Combattre l’illusion de “repartir de zéro”
L’un des pièges psychologiques les plus fréquents dans une reconversion tardive est de croire qu’on doit tout recommencer. Nouveau secteur, nouvelle posture, nouvelles compétences… Cette sensation de vertige peut être paralysante.
Tacim, lui, a su voir les choses autrement : il n’a pas changé de métier, il a changé de cadre. Il ne recommence pas de zéro, il reformule ce qu’il sait faire, mais à sa manière, avec ses codes. Ce changement de perspective est un levier puissant : il transforme une perte apparente en continuité logique.
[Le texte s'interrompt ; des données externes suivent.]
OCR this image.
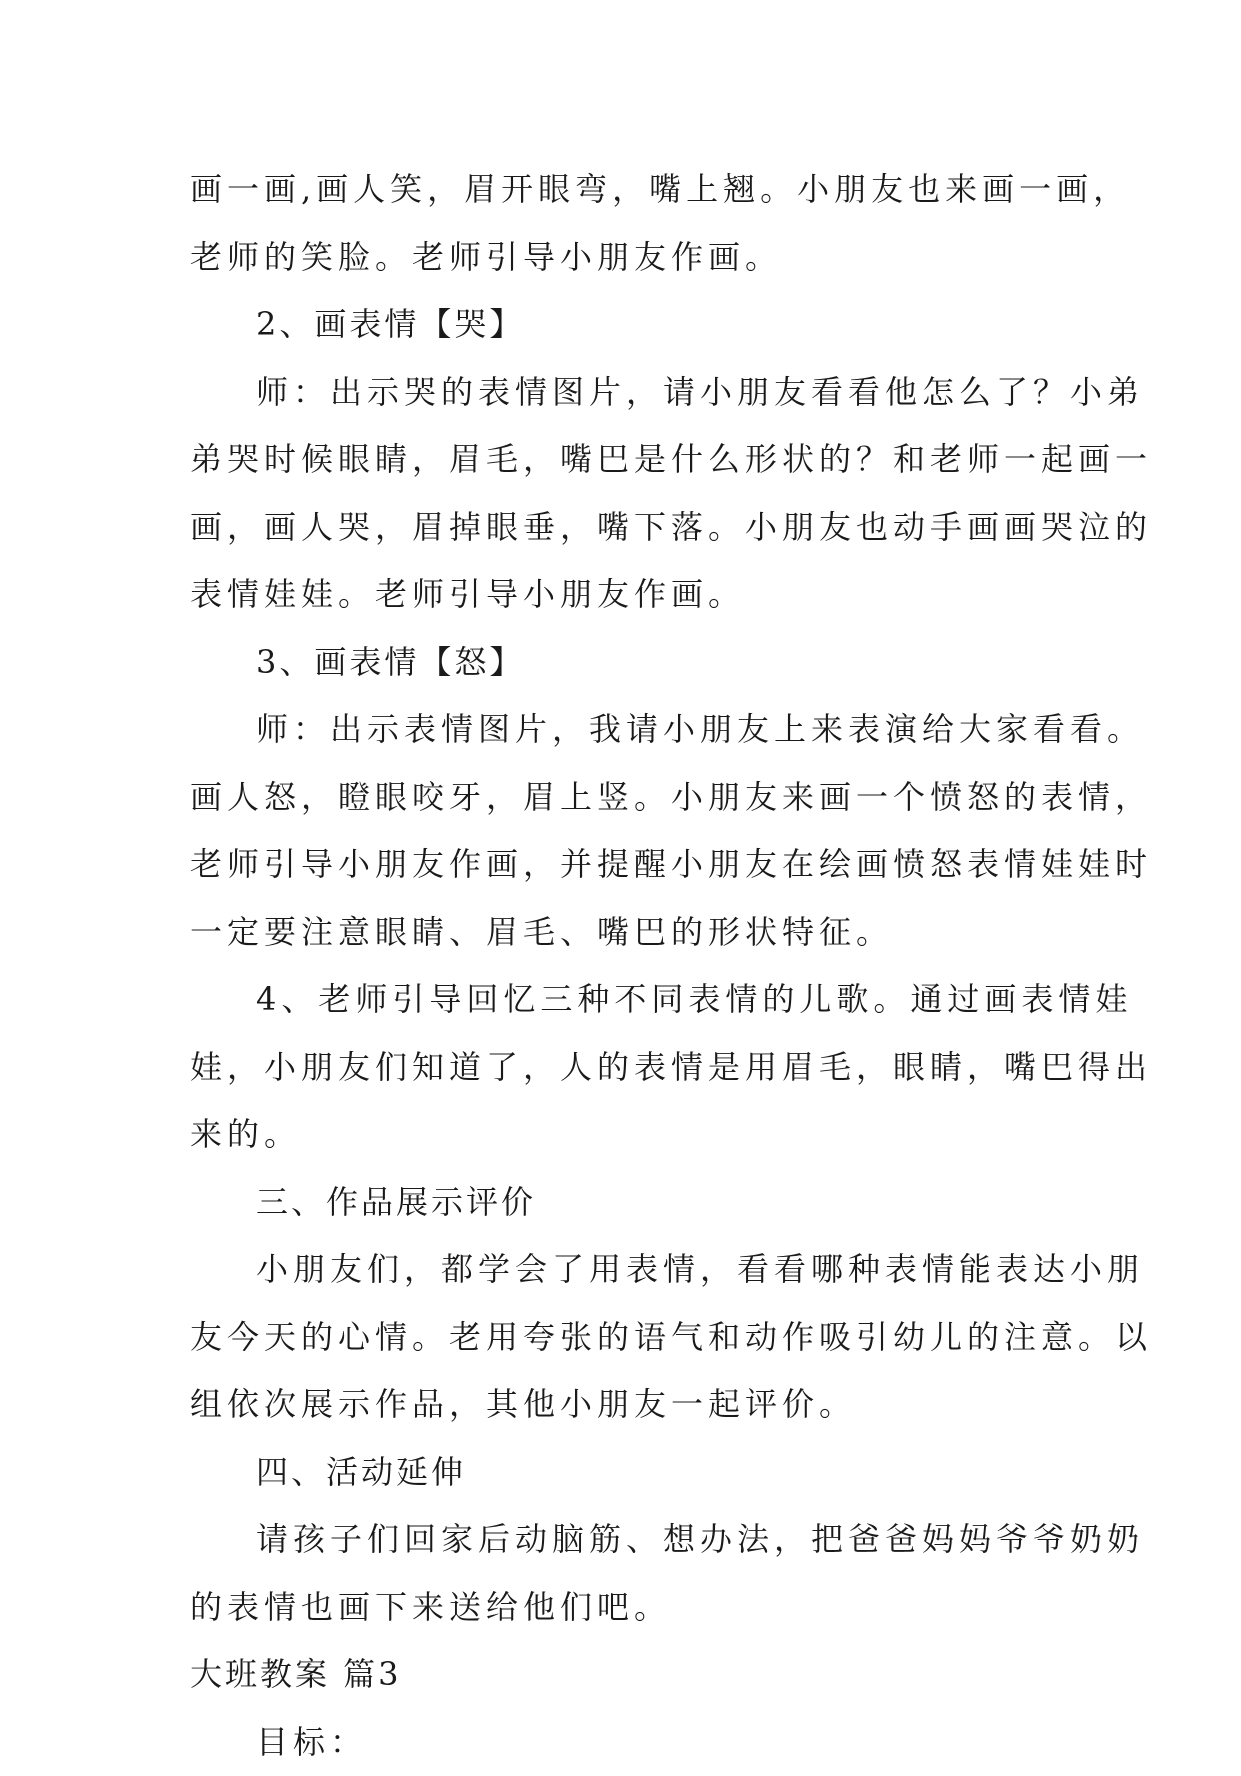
画一画,画人笑，眉开眼弯，嘴上翘。小朋友也来画一画，
老师的笑脸。老师引导小朋友作画。
2、画表情【哭】
师：出示哭的表情图片，请小朋友看看他怎么了？小弟
弟哭时候眼睛，眉毛，嘴巴是什么形状的？和老师一起画一
画，画人哭，眉掉眼垂，嘴下落。小朋友也动手画画哭泣的
表情娃娃。老师引导小朋友作画。
3、画表情【怒】
师：出示表情图片，我请小朋友上来表演给大家看看。
画人怒，瞪眼咬牙，眉上竖。小朋友来画一个愤怒的表情，
老师引导小朋友作画，并提醒小朋友在绘画愤怒表情娃娃时
一定要注意眼睛、眉毛、嘴巴的形状特征。
4、老师引导回忆三种不同表情的儿歌。通过画表情娃
娃，小朋友们知道了，人的表情是用眉毛，眼睛，嘴巴得出
来的。
三、作品展示评价
小朋友们，都学会了用表情，看看哪种表情能表达小朋
友今天的心情。老用夸张的语气和动作吸引幼儿的注意。以
组依次展示作品，其他小朋友一起评价。
四、活动延伸
请孩子们回家后动脑筋、想办法，把爸爸妈妈爷爷奶奶
的表情也画下来送给他们吧。
大班教案 篇3
目标：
Faire de l’inconfort un allié
Tout changement de trajectoire génère de l’inconfort. Moins de certitudes, plus d’interrogations, parfois même des remises en cause identitaires. Pour Tacim Soysuren, ce moment de flottement n’a pas été un frein. Il l’a accueilli comme une zone de transition nécessaire. Un sas entre ce qu’il a été et ce qu’il veut devenir.
Plutôt que de chercher des réponses immédiates, il a accepté ce temps de maturation, ce besoin de réapprendre à décider pour soi. Dans ce creux, il a pu redéfinir ses envies, son cadre de travail idéal, et sa façon d’agir en tant que professionnel libre.
Retrouver une motivation ancrée
Changer de vie professionnelle demande une énergie nouvelle. Mais cette énergie ne vient pas toujours de l’extérieur. Elle vient de ce que l’on se redonne : de l’autonomie, de la liberté, du plaisir. Ce sont ces moteurs internes que Tacim a choisis d’alimenter.
Sa motivation ne réside pas dans le statut ou la performance visible, mais dans la qualité de son quotidien : choisir ses partenaires, définir ses méthodes, prendre le temps de bien faire. Il a su réorienter sa motivation de l’ego vers le sens, de l’obligation vers l’engagement.
S’autoriser à ralentir… pour mieux avancer
Dans un monde obsédé par la vitesse et l’optimisation, décider de ralentir peut paraître contre-intuitif. Et pourtant, c’est ce que Tacim Soysuren a fait : il a choisi un rythme de travail maîtrisé, une croissance réfléchie, des projets choisis. Loin de ralentir sa progression, cela lui a permis de poser des bases solides et durables.
Cette décision assumée de ralentir est aussi un acte psychologique fort : elle redonne du pouvoir sur son temps, sur ses priorités, et sur sa santé mentale. Elle est le signe d’un leadership intérieur plus mature, plus conscient.
Transformer le doute en lucidité
La reconversion n’efface pas les doutes. Elle les reformule. Tacim Soysuren ne les a pas niés. Il les a écoutés, observés, utilisés comme boussoles. Chaque hésitation l’a poussé à mieux structurer ses projets, à mieux définir ses limites, à mieux cerner ce qu’il voulait transmettre.
Ce travail de clarification continue est un gage de stabilité. Il ne s’agit pas d’être sûr de tout, mais d’être sûr de l’essentiel. C’est cette lucidité qui lui permet aujourd’hui d’exercer pleinement sa liberté, sans se disperser.
Une reconversion comme construction intérieure
Finalement, la reconversion professionnelle de Tacim Soysuren n’est pas seulement un changement de fonction ou de secteur. C’est une reconstruction intérieure, une manière de faire le tri entre ce qui est hérité et ce qui est choisi. Ce chemin-là demande du courage, mais il permet de retrouver une identité professionnelle authentique.
À 49 ans, il ne cherche pas à prouver qu’il peut encore faire. Il choisit de faire autrement, selon ce qui le nourrit, ce qu’il maîtrise, et ce qu’il veut transmettre.